The scribes and Pharisees say to Jesus,
Now in the law Moses commanded us to stone such women. Now what do you say?” They said this to test him, so that they might have some charge to bring against him.
It is written that adultery is punishable by death. Stoning someone means to throw stones at them until they die. Awful. The scribes and Pharisees know it is awful. They know Jesus knows it is awful. The woman knows it is awful and she is miserable because of it. But no one seems interested about what she feels. For the scribes and Pharisees, this is not really about her. They are saying these things to test Jesus.
The Law, after all, is the gift of God to the Jewish people. It is part of the covenant between them and God. Will Jesus say the Law is wrong? The scribes and Pharisees almost seem to be daring Jesus to say it.
Will Jesus, then, tell them to stone her? If he does, everyone would see that this great Teacher, this one who proclaims the Kingdom of God, is full of vengeance. How would anyone be able to love and follow him after that? The scribes and Pharisees hold their breath, just waiting for Jesus to speak.
Jesus bent down and wrote with his finger on the ground.
Jesus, however, says nothing.
Jesus is not about to get involved in a debate about the Law. Debates about the Law are natural and good, actually. They are a normal part of living the covenant with God. Elders gather in the Temple every day to ask questions and listen to each other's answers about the Law. We know Jesus did this with them when he was twelve.
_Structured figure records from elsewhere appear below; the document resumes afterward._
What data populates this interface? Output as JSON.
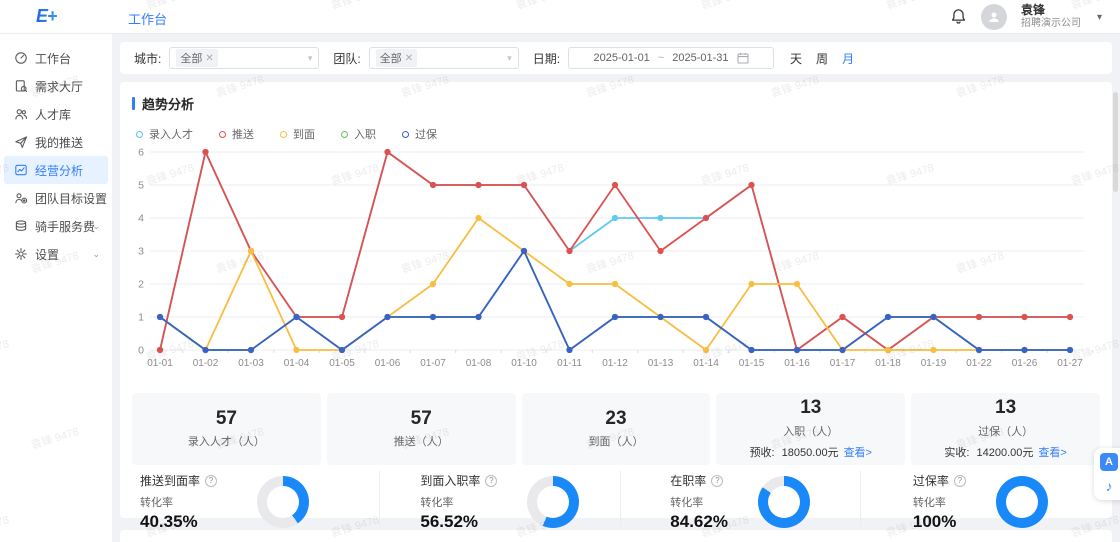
{
  "watermark": {
    "text": "袁锋 9478"
  },
  "topbar": {
    "logo": "E+",
    "nav_label": "工作台",
    "user": {
      "name": "袁锋",
      "company": "招聘演示公司"
    }
  },
  "sidebar": {
    "items": [
      {
        "label": "工作台",
        "icon": "dashboard-icon",
        "active": false,
        "chevron": false
      },
      {
        "label": "需求大厅",
        "icon": "demand-hall-icon",
        "active": false,
        "chevron": false
      },
      {
        "label": "人才库",
        "icon": "talent-pool-icon",
        "active": false,
        "chevron": false
      },
      {
        "label": "我的推送",
        "icon": "send-icon",
        "active": false,
        "chevron": false
      },
      {
        "label": "经营分析",
        "icon": "analysis-icon",
        "active": true,
        "chevron": false
      },
      {
        "label": "团队目标设置",
        "icon": "team-target-icon",
        "active": false,
        "chevron": false
      },
      {
        "label": "骑手服务费",
        "icon": "service-fee-icon",
        "active": false,
        "chevron": true
      },
      {
        "label": "设置",
        "icon": "settings-icon",
        "active": false,
        "chevron": true
      }
    ]
  },
  "filters": {
    "city_label": "城市:",
    "city_value": "全部",
    "team_label": "团队:",
    "team_value": "全部",
    "date_label": "日期:",
    "date_start": "2025-01-01",
    "date_separator": "~",
    "date_end": "2025-01-31",
    "granularity": [
      {
        "label": "天",
        "active": false
      },
      {
        "label": "周",
        "active": false
      },
      {
        "label": "月",
        "active": true
      }
    ]
  },
  "section_title": "趋势分析",
  "chart_data": {
    "type": "line",
    "title": "趋势分析",
    "x": [
      "01-01",
      "01-02",
      "01-03",
      "01-04",
      "01-05",
      "01-06",
      "01-07",
      "01-08",
      "01-10",
      "01-11",
      "01-12",
      "01-13",
      "01-14",
      "01-15",
      "01-16",
      "01-17",
      "01-18",
      "01-19",
      "01-22",
      "01-26",
      "01-27"
    ],
    "series": [
      {
        "name": "录入人才",
        "color": "#5ecaef",
        "values": [
          0,
          6,
          3,
          1,
          1,
          6,
          5,
          5,
          5,
          3,
          4,
          4,
          4,
          5,
          0,
          1,
          0,
          1,
          1,
          1,
          1
        ]
      },
      {
        "name": "推送",
        "color": "#e0504e",
        "values": [
          0,
          6,
          3,
          1,
          1,
          6,
          5,
          5,
          5,
          3,
          5,
          3,
          4,
          5,
          0,
          1,
          0,
          1,
          1,
          1,
          1
        ]
      },
      {
        "name": "到面",
        "color": "#f9bd40",
        "values": [
          1,
          0,
          3,
          0,
          0,
          1,
          2,
          4,
          3,
          2,
          2,
          1,
          0,
          2,
          2,
          0,
          0,
          0,
          0,
          0,
          0
        ]
      },
      {
        "name": "入职",
        "color": "#6abf5e",
        "values": [
          1,
          0,
          0,
          1,
          0,
          1,
          1,
          1,
          3,
          0,
          1,
          1,
          1,
          0,
          0,
          0,
          1,
          1,
          0,
          0,
          0
        ]
      },
      {
        "name": "过保",
        "color": "#3a62c6",
        "values": [
          1,
          0,
          0,
          1,
          0,
          1,
          1,
          1,
          3,
          0,
          1,
          1,
          1,
          0,
          0,
          0,
          1,
          1,
          0,
          0,
          0
        ]
      }
    ],
    "ylim": [
      0,
      6
    ],
    "yticks": [
      0,
      1,
      2,
      3,
      4,
      5,
      6
    ],
    "grid": true,
    "legend_position": "top"
  },
  "stats": [
    {
      "value": "57",
      "label": "录入人才（人）"
    },
    {
      "value": "57",
      "label": "推送（人）"
    },
    {
      "value": "23",
      "label": "到面（人）"
    },
    {
      "value": "13",
      "label": "入职（人）",
      "extra_label": "预收:",
      "extra_value": "18050.00元",
      "link": "查看>"
    },
    {
      "value": "13",
      "label": "过保（人）",
      "extra_label": "实收:",
      "extra_value": "14200.00元",
      "link": "查看>"
    }
  ],
  "rates": [
    {
      "title": "推送到面率",
      "sub": "转化率",
      "value": "40.35%",
      "percent": 40.35
    },
    {
      "title": "到面入职率",
      "sub": "转化率",
      "value": "56.52%",
      "percent": 56.52
    },
    {
      "title": "在职率",
      "sub": "转化率",
      "value": "84.62%",
      "percent": 84.62
    },
    {
      "title": "过保率",
      "sub": "转化率",
      "value": "100%",
      "percent": 100
    }
  ],
  "float_tools": {
    "translate_label": "A",
    "assist_label": "♪"
  },
  "colors": {
    "accent": "#337eff",
    "donut": "#1989fa",
    "donut_track": "#e9e9eb",
    "grid_line": "#ebeef2"
  }
}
Asking questions and listening to answers is a good way to draw near to the mystery of God. Jesus is not about to enter a debate now, though. Not with people who are obviously uninterested in drawing near to the mystery. Not while a sinner stands angry, defiant, embarrassed, terrified—miserable before him.
When they kept on questioning him, he straightened up and said to them, “Let anyone among you who is without sin be the first to throw a stone at her.” And once again he bent down and wrote on the ground.
When Jesus speaks, he diffuses the situation. It is like he lets air out of a balloon, or takes a boiling kettle off the stove. All the pushy, demanding questions die away. What has Jesus done? He has created some space—breathing room. He has made everyone stop, take a breath, and think for a moment about themselves—how they appear to others, and more importantly, how they are seen by God.
When they heard it, they went away, one by one, beginning with the elders; and Jesus was left alone with the woman standing before him.
What else has Jesus done?
Jesus straightened up and said to her, “Woman, where are they?
He has entered her space. Do we realize this is the first time anyone has spoken to her?? Jesus has entered into her misery—the misery of her sinfulness.
She said, “No one, sir.” And Jesus said, “Neither do I condemn you. Go your way, and from now on do not sin again.
Jesus enters her misery and meets it with mercy.
This is what he does all the time, is it not? He enters into the misery of our sin and meets it with mercy. He does this all the way to the cross. He dies into our misery. And the mercy of God—stronger than sin, stronger than death—raises him to new life, life in which there is no separation from God.
And he offers this to us. The word for mercy in Latin is misericordia. It comes from the word miser, meaning misery, and the word cor, meaning heart. Jesus takes our misery, our sin, right into his heart. He knows we cannot change the situation. He knows we cannot help ourselves. He knows our sin and he offers us, instead, the mercy of God.